Farrah Fawcett's Cancer Battle Continues

Actress confirms that, three months after being declared cancer free, the disease has returned and she is weighing treatment options; Fawcett is planning a libel suit against the National Enquirer for last year's "Farrah Begs: Let Me Die" headline

By Natalie Finn May 19, 2007 2:30 AMTags

The fight of Farrah Fawcett's life is heading into round two.

Three months after being given the all clear, the former Charlie's Angels star has confirmed that doctors found a small malignant polyp in the same area where she was treated for anal cancer earlier this year.

The cancer has not spread, Chasing Farrah executive producer Craig Nevius told E! News, and "physically, she is doing great," adding that Fawcett has been playing sports and painting.

Fawcett has also been spotted out and about with longtime companion Ryan O'Neal, who appears to have been right by her side throughout, and their 22-year-old son, Redmond.

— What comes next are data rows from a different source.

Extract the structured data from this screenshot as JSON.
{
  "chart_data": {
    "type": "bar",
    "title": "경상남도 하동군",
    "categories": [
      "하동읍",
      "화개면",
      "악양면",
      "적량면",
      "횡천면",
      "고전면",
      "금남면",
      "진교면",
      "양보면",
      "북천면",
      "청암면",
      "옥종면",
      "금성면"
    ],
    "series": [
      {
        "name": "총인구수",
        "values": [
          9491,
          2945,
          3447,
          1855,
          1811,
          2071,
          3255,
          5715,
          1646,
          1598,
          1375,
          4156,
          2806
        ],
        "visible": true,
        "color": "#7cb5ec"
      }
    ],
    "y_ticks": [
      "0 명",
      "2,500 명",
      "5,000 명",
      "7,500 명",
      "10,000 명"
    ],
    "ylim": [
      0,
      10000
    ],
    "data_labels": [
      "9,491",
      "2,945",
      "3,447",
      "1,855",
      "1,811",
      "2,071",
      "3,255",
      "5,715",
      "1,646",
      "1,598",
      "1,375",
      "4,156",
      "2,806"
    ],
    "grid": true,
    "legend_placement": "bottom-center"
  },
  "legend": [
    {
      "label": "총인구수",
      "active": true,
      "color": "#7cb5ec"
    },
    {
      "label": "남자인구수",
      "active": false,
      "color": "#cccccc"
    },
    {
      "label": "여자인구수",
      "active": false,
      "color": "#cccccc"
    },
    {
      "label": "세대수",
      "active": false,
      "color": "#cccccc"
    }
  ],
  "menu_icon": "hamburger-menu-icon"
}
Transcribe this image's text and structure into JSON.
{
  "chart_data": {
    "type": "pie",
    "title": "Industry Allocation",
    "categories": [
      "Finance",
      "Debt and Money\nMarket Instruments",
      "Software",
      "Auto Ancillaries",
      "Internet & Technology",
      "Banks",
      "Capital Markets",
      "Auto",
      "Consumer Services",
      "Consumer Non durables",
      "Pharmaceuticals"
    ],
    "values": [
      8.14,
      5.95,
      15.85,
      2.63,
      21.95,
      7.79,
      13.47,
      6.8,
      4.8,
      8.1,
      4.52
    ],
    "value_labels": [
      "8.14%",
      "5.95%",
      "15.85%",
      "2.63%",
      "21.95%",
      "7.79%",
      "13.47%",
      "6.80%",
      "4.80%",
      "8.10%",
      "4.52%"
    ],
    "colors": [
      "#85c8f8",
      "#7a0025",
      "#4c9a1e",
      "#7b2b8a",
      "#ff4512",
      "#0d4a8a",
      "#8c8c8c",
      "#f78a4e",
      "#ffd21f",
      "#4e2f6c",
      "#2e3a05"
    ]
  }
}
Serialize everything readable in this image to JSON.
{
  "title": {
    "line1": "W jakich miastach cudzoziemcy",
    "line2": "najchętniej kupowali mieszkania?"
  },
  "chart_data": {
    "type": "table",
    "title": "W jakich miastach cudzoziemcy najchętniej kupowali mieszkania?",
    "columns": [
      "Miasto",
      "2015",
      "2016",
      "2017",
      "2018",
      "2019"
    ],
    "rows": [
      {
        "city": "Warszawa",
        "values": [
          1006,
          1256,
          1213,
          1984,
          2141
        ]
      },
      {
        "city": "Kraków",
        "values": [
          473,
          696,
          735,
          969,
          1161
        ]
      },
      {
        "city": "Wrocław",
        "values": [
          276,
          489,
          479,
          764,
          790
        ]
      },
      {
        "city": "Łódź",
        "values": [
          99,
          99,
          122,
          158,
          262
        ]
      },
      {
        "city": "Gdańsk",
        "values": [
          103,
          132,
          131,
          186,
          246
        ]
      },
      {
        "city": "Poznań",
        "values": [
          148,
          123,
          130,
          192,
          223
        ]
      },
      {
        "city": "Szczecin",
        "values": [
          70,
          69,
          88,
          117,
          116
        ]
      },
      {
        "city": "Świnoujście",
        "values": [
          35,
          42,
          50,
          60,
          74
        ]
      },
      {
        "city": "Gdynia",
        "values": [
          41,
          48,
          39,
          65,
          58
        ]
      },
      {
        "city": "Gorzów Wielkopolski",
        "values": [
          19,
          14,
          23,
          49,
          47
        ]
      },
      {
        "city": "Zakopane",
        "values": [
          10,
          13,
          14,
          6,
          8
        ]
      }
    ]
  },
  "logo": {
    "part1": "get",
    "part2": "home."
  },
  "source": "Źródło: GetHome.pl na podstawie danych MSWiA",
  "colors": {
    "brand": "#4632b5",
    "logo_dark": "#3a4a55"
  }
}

She is still weighing her treatment options, which include having a small metal "seed" planted that will emit radiation, but Fawcett's previous experience battling the disease has only served to make her stronger, Nevius says.

"Throughout the journey of my life, I have maintained a strong faith in the power of the human spirit to overcome adversity," Fawcett said last October when faced with her first diagnosis. "I deeply believe in one’s own positive will to overcome even the most daunting challenges."

But while the National Enquirer, which first reported the story, was right about Fawcett's cancer returning, the actress still has a bone to pick with the tabloid's initial take on her illness.

Nevius confirmed to E! News that a lawsuit against the Enquirer regarding its Dec. 18, 2006, headline "Farrah Begs: Let Me Die!" has been in the works since February.

"While Farrah is prepared to continue the fight she began last fall, she is not prepared to allow the tabloids to continue to invade her privacy or use one confirmed truth as the foundation on which to build numerous fabricated articles which are always attributed to 'unnamed sources'—either because they are not credible or because they don't exist," Nevius said in a statement.

Calling such a story "false and purposefully malicious," he said that such negativity could be harmful not only to Fawcett and her family but to thousands of individuals who are battling cancer, as well.

"While Farrah still believes 'Positivity Is a Necessity,' it is now clear that the tabloids are as invasive and malignant as cancer and must be dealt with in the same aggressive manner...Farrah knows that her fans (or any human being with a heart, soul or conscience) will understand and support her position."

She is planning to sue for libel, invasion of privacy and infliction of emotional distress, said Nevius.

After completing courses of chemotherapy and radiation, Fawcett was declared cancer free in February, right in time for her 60th birthday.

"In the face of excruciating pain and uncertainty, I never lost hope and it never occurred to me to stop fighting—not ever," the actress said.

And, according to those close to her, there's plenty more where that came from.